Explainable, predictable and traceable AI
One way to gain explainability in AI systems is to use machine learning algorithms that are inherently explainable. For example, simpler forms of machine learning such as decision trees, Bayesian classifiers, and other algorithms that have certain amounts of traceability and transparency in their decision making. They can provide the visibility needed for critical AI systems without sacrificing too much performance or accuracy.

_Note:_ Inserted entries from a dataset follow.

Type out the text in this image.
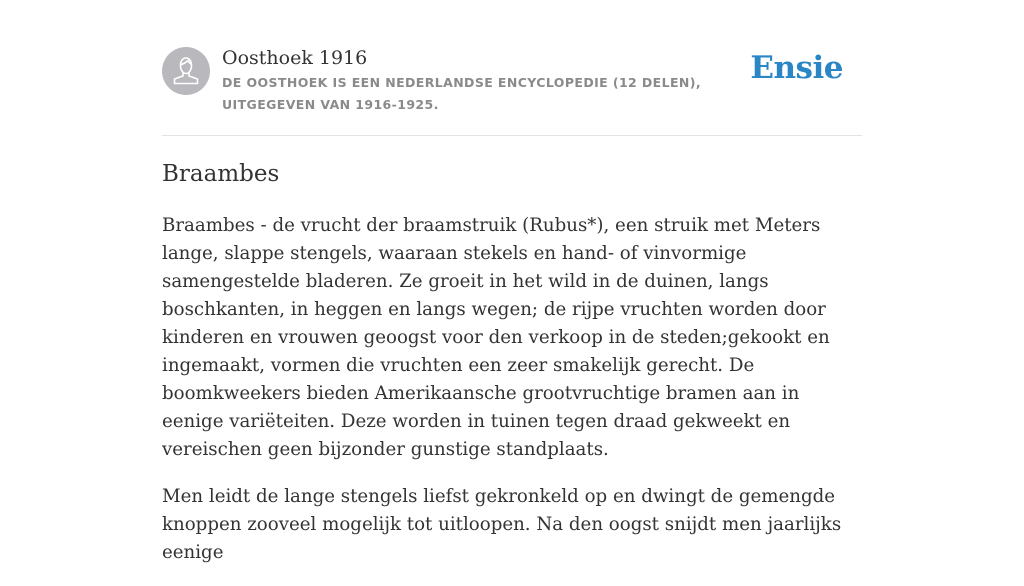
Oosthoek 1916
DE OOSTHOEK IS EEN NEDERLANDSE ENCYCLOPEDIE (12 DELEN), UITGEGEVEN VAN 1916-1925.
Ensie
Braambes

Braambes - de vrucht der braamstruik (Rubus*), een struik met Meters lange, slappe stengels, waaraan stekels en hand- of vinvormige samengestelde bladeren. Ze groeit in het wild in de duinen, langs boschkanten, in heggen en langs wegen; de rijpe vruchten worden door kinderen en vrouwen geoogst voor den verkoop in de steden;gekookt en ingemaakt, vormen die vruchten een zeer smakelijk gerecht. De boomkweekers bieden Amerikaansche grootvruchtige bramen aan in eenige variëteiten. Deze worden in tuinen tegen draad gekweekt en vereischen geen bijzonder gunstige standplaats.

Men leidt de lange stengels liefst gekronkeld op en dwingt de gemengde knoppen zooveel mogelijk tot uitloopen. Na den oogst snijdt men jaarlijks eenige
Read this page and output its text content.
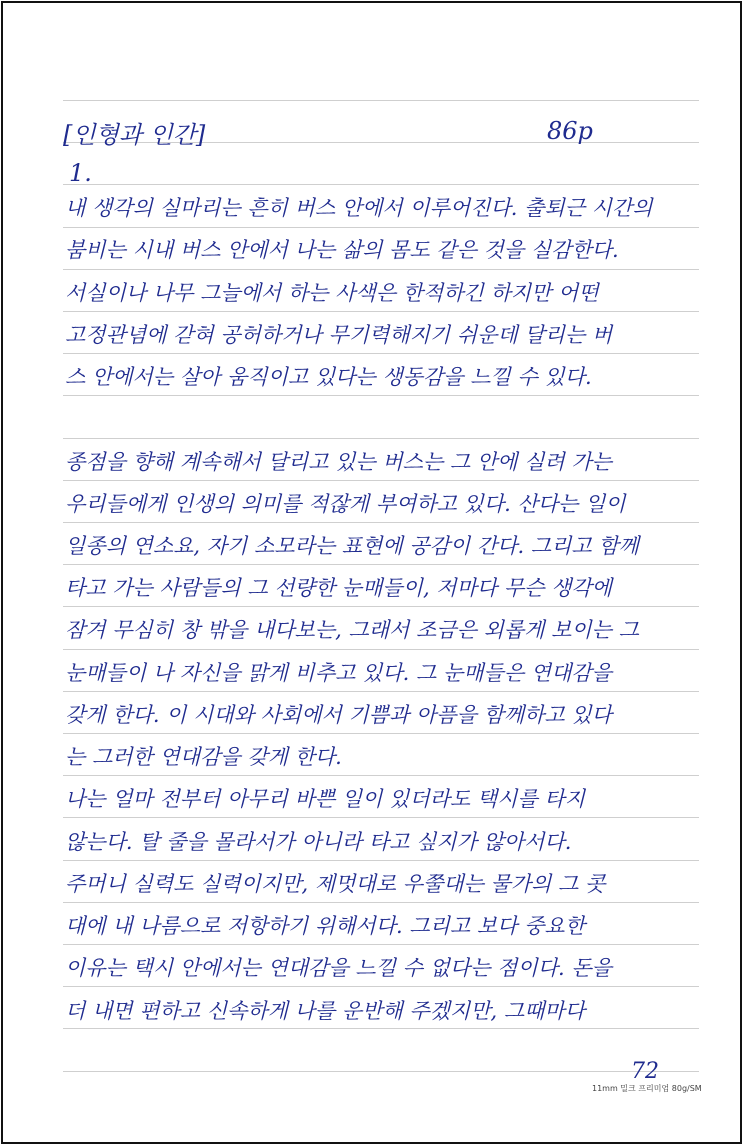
[인형과 인간]	86p
1.
내 생각의 실마리는 흔히 버스 안에서 이루어진다. 출퇴근 시간의
붐비는 시내 버스 안에서 나는 삶의 몸도 같은 것을 실감한다.
서실이나 나무 그늘에서 하는 사색은 한적하긴 하지만 어떤
고정관념에 갇혀 공허하거나 무기력해지기 쉬운데 달리는 버
스 안에서는 살아 움직이고 있다는 생동감을 느낄 수 있다.
종점을 향해 계속해서 달리고 있는 버스는 그 안에 실려 가는
우리들에게 인생의 의미를 적잖게 부여하고 있다. 산다는 일이
일종의 연소요, 자기 소모라는 표현에 공감이 간다. 그리고 함께
타고 가는 사람들의 그 선량한 눈매들이, 저마다 무슨 생각에
잠겨 무심히 창 밖을 내다보는, 그래서 조금은 외롭게 보이는 그
눈매들이 나 자신을 맑게 비추고 있다. 그 눈매들은 연대감을
갖게 한다. 이 시대와 사회에서 기쁨과 아픔을 함께하고 있다
는 그러한 연대감을 갖게 한다.
나는 얼마 전부터 아무리 바쁜 일이 있더라도 택시를 타지
않는다. 탈 줄을 몰라서가 아니라 타고 싶지가 않아서다.
주머니 실력도 실력이지만, 제멋대로 우쭐대는 물가의 그 콧
대에 내 나름으로 저항하기 위해서다. 그리고 보다 중요한
이유는 택시 안에서는 연대감을 느낄 수 없다는 점이다. 돈을
더 내면 편하고 신속하게 나를 운반해 주겠지만, 그때마다
72
11mm 밀크 프리미엄 80g/SM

Noticing the need to provide explainability for deep learning and other more complex algorithmic approaches, the US Defense Advanced Research Project Agency (DARPA) is pursuing efforts to produce explainable AI solutions through a number of funded research initiatives. DARPA describes AI explainability in three parts which include: prediction accuracy, which means models will explain how conclusions are reached to improve future decision making; decision understanding and trust from human users and operators, as well as inspection and traceability of actions undertaken by the AI systems.
Traceability will empower humans to get into AI decision loops and have the ability to stop, or, control its tasks, whenever need arises. An AI system is not only expected to perform a certain task or impose decisions, but also provide a transparent report of why it took specific decisions with the supporting rationale.
Standardization of algorithms or even XAI approaches isn’t currently possible, but it might certainly be possible to standardize levels of transparency / levels of explainability. Standards organizations are trying to arrive at common, standard understandings of these levels of transparency to facilitate communication between end users and technology vendors.
As governments, institutions, enterprises and the general public come to depend on AI-based systems, winning their trust through clearer transparency of the decision-making process is going to be fundamental. The launch of the first global conference exclusively dedicated to XAI, the International Joint Conference on artificial intelligence: Workshop on Explainable Artificial Intelligence, is further proof that the age of XAI has come.